Lush cleans up with…

UK’s first ocean-bound plastic label

  • Lush’s cult face scrub, Ocean Salt, has a new label made from ocean-bound plastic. The first of its kind in the UK
  • The new label is created using plastic waste salvaged from Malaysian shores.
  • The new labels can be recycled alongside Lush’s iconic black pots in their in-house recycling system.

Ocean Salt face scrub cleans up ecosystems as well as complexions! The sea salt inside is responsibly sourced from Portuguese and Bulgarian salt pans that provide essential shelter for migrating birds and promote biodiversity. We are also gradually introducing labels composed of ocean-bound plastic salvaged from Malaysian shores – an innovation that’s helping to clear waste before it reaches the ocean.

When waste is abandoned and not collected correctly it reaches our oceans by rain, wind, tides, rivers, or floods. The vast majority of plastics contaminating oceans originate from land and that’s why we need to focus there, and especially on ocean-bound plastic waste to stop the leakage in the first place.

Lush is delighted to be the first to use ocean-bound plastic labels on our iconic black pots. As a starting point, we will be using this innovative label material on our best-selling Ocean Salt face scrub but we hope to use it throughout the range once we have ensured that the label performs to our and our customer’s standards.

Rowena Bird, Lush Co-Founder and Co-Inventor of Ocean Salt

Bring it back

Not only do these labels capture plastic that was heading for the ocean to become a hazard to marine life, but they can be broken down along with our black pots in our Bring It Back closed-loop recycling system, to carry on being a black pot forever.

As part of Lush’s mission to ‘Leave the world Lusher than we found it’, on Monday 1st February Lush UK and Ireland launched Bring It Back – a fresh new packaging returns scheme enabling customers to bring back any full-sized Lush plastic packaging to their local Lush shop to be recycled. 

We are proud at Lush to give our customers 50p for each piece of Lush packaging they return, so Lush plastic at least need never go to landfill or into the ocean.

Rowena Bird, Lush Co-Founder and Co-Inventor of Ocean Salt

The returned packaging will then be sent to the Greenhub, Lush’s UK recycling hub, where packaging is processed and sent to our UK partners to be remoulded into new black Lush  pots or used as industry feedstock material.

Worth its Ocean Salt

Lush’s iconic self-preserving Ocean Salt face and body scrub is a best-seller; for the 12 months from May 2021 to April 2022 Lush customers bought over 510,000 pots! The top ingredient in this product? Fine sea salt. By responsibly sourcing this ingredient and harnessing its self-preserving properties, Lush’s cult face and body scrub benefit the environment and consumers.

Cleansing the skin with fine sea salt is an excellent way to benefit from its exfoliant, antimicrobial and astringent properties without stripping away too much natural oil.
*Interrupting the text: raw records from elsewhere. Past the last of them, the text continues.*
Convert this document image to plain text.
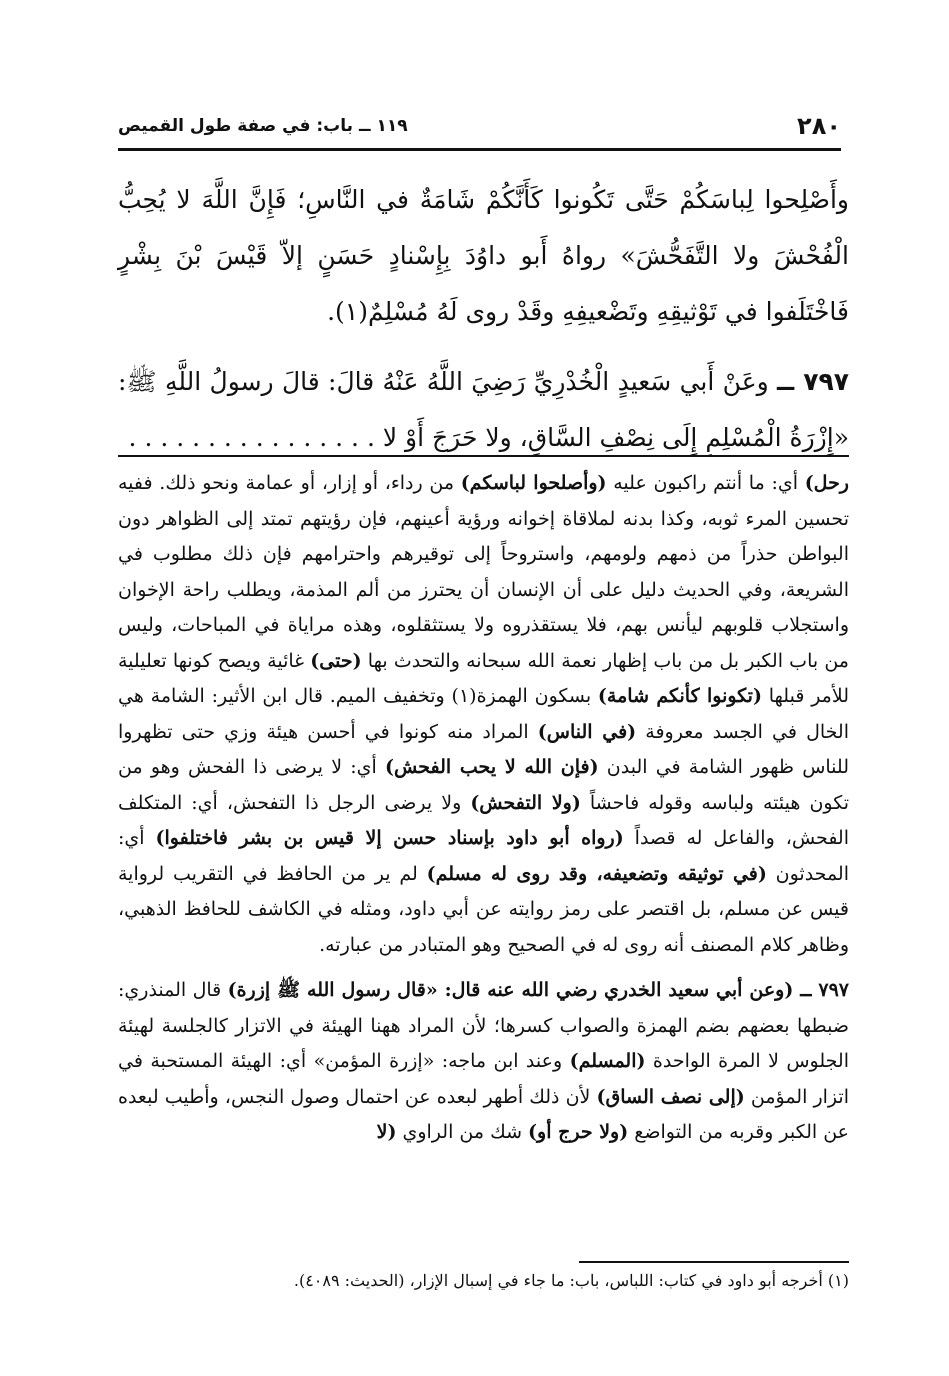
٢٨٠
١١٩ ــ باب: في صفة طول القميص

وأَصْلِحوا لِباسَكُمْ حَتَّى تَكُونوا كَأَنَّكُمْ شَامَةٌ في النَّاسِ؛ فَإِنَّ اللَّهَ لا يُحِبُّ الْفُحْشَ ولا التَّفَحُّشَ» رواهُ أَبو داوُدَ بِإِسْنادٍ حَسَنٍ إلاّ قَيْسَ بْنَ بِشْرٍ فَاخْتَلَفوا في تَوْثيقِهِ وتَضْعيفِهِ وقَدْ روى لَهُ مُسْلِمٌ(١).

٧٩٧ ــ وعَنْ أَبي سَعيدٍ الْخُدْرِيِّ رَضِيَ اللَّهُ عَنْهُ قالَ: قالَ رسولُ اللَّهِ ﷺ: «إِزْرَةُ الْمُسْلِمِ إِلَى نِصْفِ السَّاقِ، ولا حَرَجَ أَوْ لا . . . . . . . . . . . . . . . .

رحل) أي: ما أنتم راكبون عليه (وأصلحوا لباسكم) من رداء، أو إزار، أو عمامة ونحو ذلك. ففيه تحسين المرء ثوبه، وكذا بدنه لملاقاة إخوانه ورؤية أعينهم، فإن رؤيتهم تمتد إلى الظواهر دون البواطن حذراً من ذمهم ولومهم، واستروحاً إلى توقيرهم واحترامهم فإن ذلك مطلوب في الشريعة، وفي الحديث دليل على أن الإنسان أن يحترز من ألم المذمة، ويطلب راحة الإخوان واستجلاب قلوبهم ليأنس بهم، فلا يستقذروه ولا يستثقلوه، وهذه مراياة في المباحات، وليس من باب الكبر بل من باب إظهار نعمة الله سبحانه والتحدث بها (حتى) غائية ويصح كونها تعليلية للأمر قبلها (تكونوا كأنكم شامة) بسكون الهمزة(١) وتخفيف الميم. قال ابن الأثير: الشامة هي الخال في الجسد معروفة (في الناس) المراد منه كونوا في أحسن هيئة وزي حتى تظهروا للناس ظهور الشامة في البدن (فإن الله لا يحب الفحش) أي: لا يرضى ذا الفحش وهو من تكون هيئته ولباسه وقوله فاحشاً (ولا التفحش) ولا يرضى الرجل ذا التفحش، أي: المتكلف الفحش، والفاعل له قصداً (رواه أبو داود بإسناد حسن إلا قيس بن بشر فاختلفوا) أي: المحدثون (في توثيقه وتضعيفه، وقد روى له مسلم) لم ير من الحافظ في التقريب لرواية قيس عن مسلم، بل اقتصر على رمز روايته عن أبي داود، ومثله في الكاشف للحافظ الذهبي، وظاهر كلام المصنف أنه روى له في الصحيح وهو المتبادر من عبارته.

٧٩٧ ــ (وعن أبي سعيد الخدري رضي الله عنه قال: «قال رسول الله ﷺ إزرة) قال المنذري: ضبطها بعضهم بضم الهمزة والصواب كسرها؛ لأن المراد ههنا الهيئة في الاتزار كالجلسة لهيئة الجلوس لا المرة الواحدة (المسلم) وعند ابن ماجه: «إزرة المؤمن» أي: الهيئة المستحبة في اتزار المؤمن (إلى نصف الساق) لأن ذلك أطهر لبعده عن احتمال وصول النجس، وأطيب لبعده عن الكبر وقربه من التواضع (ولا حرج أو) شك من الراوي (لا

(١) أخرجه أبو داود في كتاب: اللباس، باب: ما جاء في إسبال الإزار، (الحديث: ٤٠٨٩).
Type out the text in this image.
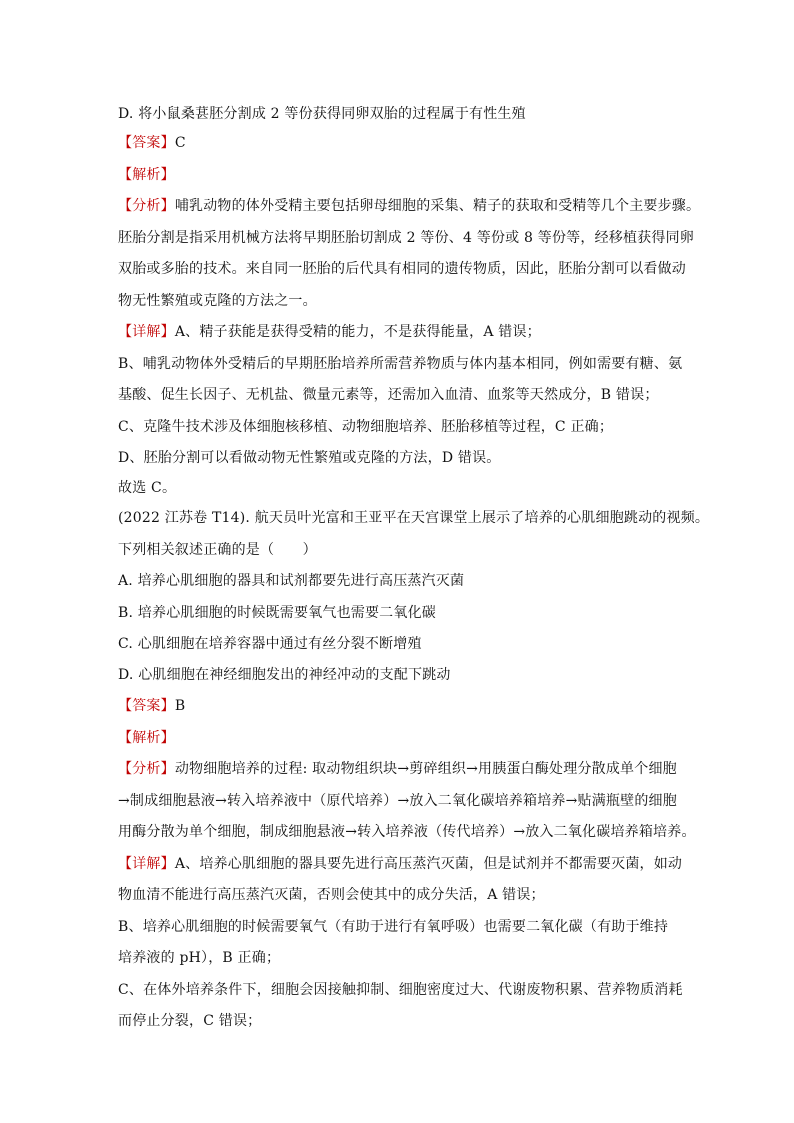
D. 将小鼠桑葚胚分割成 2 等份获得同卵双胎的过程属于有性生殖
【答案】C
【解析】
【分析】哺乳动物的体外受精主要包括卵母细胞的采集、精子的获取和受精等几个主要步骤。
胚胎分割是指采用机械方法将早期胚胎切割成 2 等份、4 等份或 8 等份等，经移植获得同卵
双胎或多胎的技术。来自同一胚胎的后代具有相同的遗传物质，因此，胚胎分割可以看做动
物无性繁殖或克隆的方法之一。
【详解】A、精子获能是获得受精的能力，不是获得能量，A 错误；
B、哺乳动物体外受精后的早期胚胎培养所需营养物质与体内基本相同，例如需要有糖、氨
基酸、促生长因子、无机盐、微量元素等，还需加入血清、血浆等天然成分，B 错误；
C、克隆牛技术涉及体细胞核移植、动物细胞培养、胚胎移植等过程，C 正确；
D、胚胎分割可以看做动物无性繁殖或克隆的方法，D 错误。
故选 C。
(2022 江苏卷 T14). 航天员叶光富和王亚平在天宫课堂上展示了培养的心肌细胞跳动的视频。
下列相关叙述正确的是（　　）
A. 培养心肌细胞的器具和试剂都要先进行高压蒸汽灭菌
B. 培养心肌细胞的时候既需要氧气也需要二氧化碳
C. 心肌细胞在培养容器中通过有丝分裂不断增殖
D. 心肌细胞在神经细胞发出的神经冲动的支配下跳动
【答案】B
【解析】
【分析】动物细胞培养的过程: 取动物组织块→剪碎组织→用胰蛋白酶处理分散成单个细胞
→制成细胞悬液→转入培养液中（原代培养）→放入二氧化碳培养箱培养→贴满瓶壁的细胞
用酶分散为单个细胞，制成细胞悬液→转入培养液（传代培养）→放入二氧化碳培养箱培养。
【详解】A、培养心肌细胞的器具要先进行高压蒸汽灭菌，但是试剂并不都需要灭菌，如动
物血清不能进行高压蒸汽灭菌，否则会使其中的成分失活，A 错误；
B、培养心肌细胞的时候需要氧气（有助于进行有氧呼吸）也需要二氧化碳（有助于维持
培养液的 pH），B 正确；
C、在体外培养条件下，细胞会因接触抑制、细胞密度过大、代谢废物积累、营养物质消耗
而停止分裂，C 错误；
Sea salt is also used in hair care products to increase volume and shine.
As well as its properties for humans, when sourced responsibly, using sea salt can have a positive impact on the environment, supporting biodiversity and helping protect salt marshes and salt pans which play an important role in Earth’s ecosystems, and providing a natural alternative to synthetic preservatives; which can damage aquatic ecosystems.

Natural products benefit the natural world

Salt is a natural preservative that can help to keep products clean and free from micro-organisms when used in appropriate quantities. A large number of synthetic preservatives used to give cosmetics a long shelf life are not believed to break down in our water systems, meaning they bioaccumulate and can damage aquatic life forms. Lush uses minimal preservatives in their products when they have to and have been working hard to remove preservatives from products wherever they can over the decades. These versions are just as effective with all the goodness and no preservative content.

Synthetic preservatives stop things decaying in the environment, so when people use them they are going down into water systems. But materials like honey, salt and kaolin will break down by themselves and not harm the environment in any way. So creating fresh products also reduces the amount of preservative entering water sources and even human tissue.

Helen Ambrosen, Lush Co-founder and Product Inventor

About Lush

Lush invents, manufactures and retails fresh handmade cosmetics.  A beauty company with a campaigning heart, Lush is passionate about direct action and uses its stores around the world as a platform to shed light on little known social and environmental issues.